= Make a Salad =

Artwork by Alison Knowles

Make a Salad (also known as Proposition #1: Make a Salad) is an artwork by the American Fluxus performance artist Alison Knowles. It has been performed a dozen times at various locations.

==Description==
In a typical event score for Make a Salad, Knowles prepares a salad for a large number of people by chopping the vegetables to the beat of live music, mixing the ingredients by tossing it in the air, then serving the salad to the audience.

In 2012 Knowles said of her original staging that she was interested in "everyone, eating, not only together but...the same thing. And they usually eat the same quantity, the same portions" and that "The idea of having such a quantity of food served to everyone was...kind of astonishing".

==History==
The piece was originally performed in 1962 at the Institute of Contemporary Arts in London. The inspiration for the piece came to Knowles during lunch in 1962 when she was asked what she would be presenting at the ICA and she responded "Well, maybe I'll make a salad".

Make a Salad has been performed at numerous venues around the world, including the Tate Modern, the High Line, the Walker Art Center, and most recently at Art Basel 2016.

===1962: ICA===
For the first performance of Make a Salad, Knowles and her husband Dick Higgins utilised a pickle barrel to mix the ingredients as they lacked a big enough container. Knowles recalled the first Make a Salad as "really fine".

===2008: Tate Modern===
A salad was made for 3,000 people at the Tate Modern in London in 2008.

===2012: High Line===
Make a Salad was performed on Earth Day in April 2012 on the High Line in Manhattan as the first piece in the High Line Art Performances series. A salad was prepared in 90 minutes for up to 1,000 people by Knowles, her daughter Jessica Higgins, and volunteers on the upper level of the Chelsea Market Passage. Special "chopping music" was played while the salad was prepared. The High Line salad was created from ingredients sourced from farms within a 60 mile radius of New York City. The ingredients included "36 heads of escarole, 72 heads of romaine, 36 bunches of carrots, 15 pounds of cucumbers, 25 pounds of onions, 12 heads of celery, 15 pounds of mushrooms, and 72 bunches of radish". The chopped ingredients were mixed with a rake by Knowles.

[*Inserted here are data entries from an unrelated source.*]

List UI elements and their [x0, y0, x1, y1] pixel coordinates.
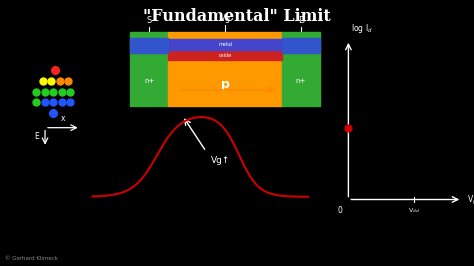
Bar — [282, 38, 320, 53]
Text: Vg↑: Vg↑ — [211, 156, 230, 165]
Text: metal: metal — [218, 42, 232, 47]
Text: p: p — [221, 78, 229, 90]
Text: 0: 0 — [337, 206, 342, 215]
Text: oxide: oxide — [219, 52, 232, 57]
Text: "Fundamental" Limit: "Fundamental" Limit — [143, 8, 331, 25]
Text: © Gerhard Klimeck: © Gerhard Klimeck — [5, 256, 58, 261]
Text: E: E — [35, 132, 39, 142]
Text: S: S — [146, 16, 152, 25]
Bar — [168, 32, 282, 106]
Bar — [168, 39, 282, 50]
Text: D: D — [298, 16, 304, 25]
Bar — [130, 38, 168, 53]
Text: Vg: Vg — [219, 14, 231, 23]
Bar — [168, 50, 282, 60]
Text: V$_{dd}$: V$_{dd}$ — [409, 206, 420, 215]
Text: x: x — [61, 114, 65, 123]
Text: n+: n+ — [144, 78, 155, 84]
Bar — [130, 32, 168, 106]
Text: V$_g$: V$_g$ — [467, 194, 474, 207]
Text: n+: n+ — [296, 78, 306, 84]
Text: log I$_d$: log I$_d$ — [351, 22, 373, 35]
Bar — [282, 32, 320, 106]
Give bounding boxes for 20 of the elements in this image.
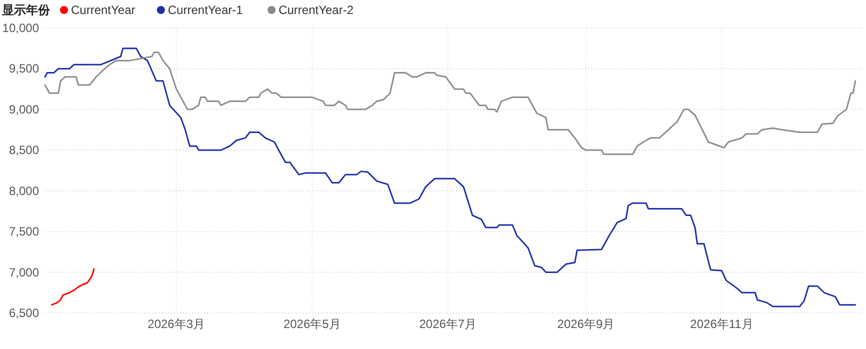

In an article about the High Line performance for Politico, journalist Miranda Popkey described that "Around noon, High Line staffers began opening a huge green tarp on the lower level of the Passage, and a palpable thrill went through crowd, which had swelled to more than a hundred. Suddenly there was a sense of urgency: cameras shot up in the air; there was a scramble to find standing room on a picnic bench in order to get a better vantage. Knowles and her assistants dumped the produce, then the dressing (a simple vinaigrette of olive oil, vinegar, and tarragon) over the railing, and the volunteers below shook the tarp to mix the salad, to cheers from the audience". Knowles felt it required "a little more dressing" feeling that it was "hard to judge...how much oil and vinegar". Popkey felt the salad was "quite tasty—fresh and crisp, if not perfectly suited to the chilly day".

==Criticism==
In the collection of essays Work Ethic edited by Helen Molesworth on art of the 1960s, Make a Salad is described as Knowles's successful translation of 'domestic labor into a performance context' while the score's 'radical brevity suggests that anyone can play the score'. The phrase 'Make a Salad' is also described as being reminiscent of the line "fine women [who] eat/A crazy salad with their meat" from W. B. Yeats' poem "A Prayer for My Daughter".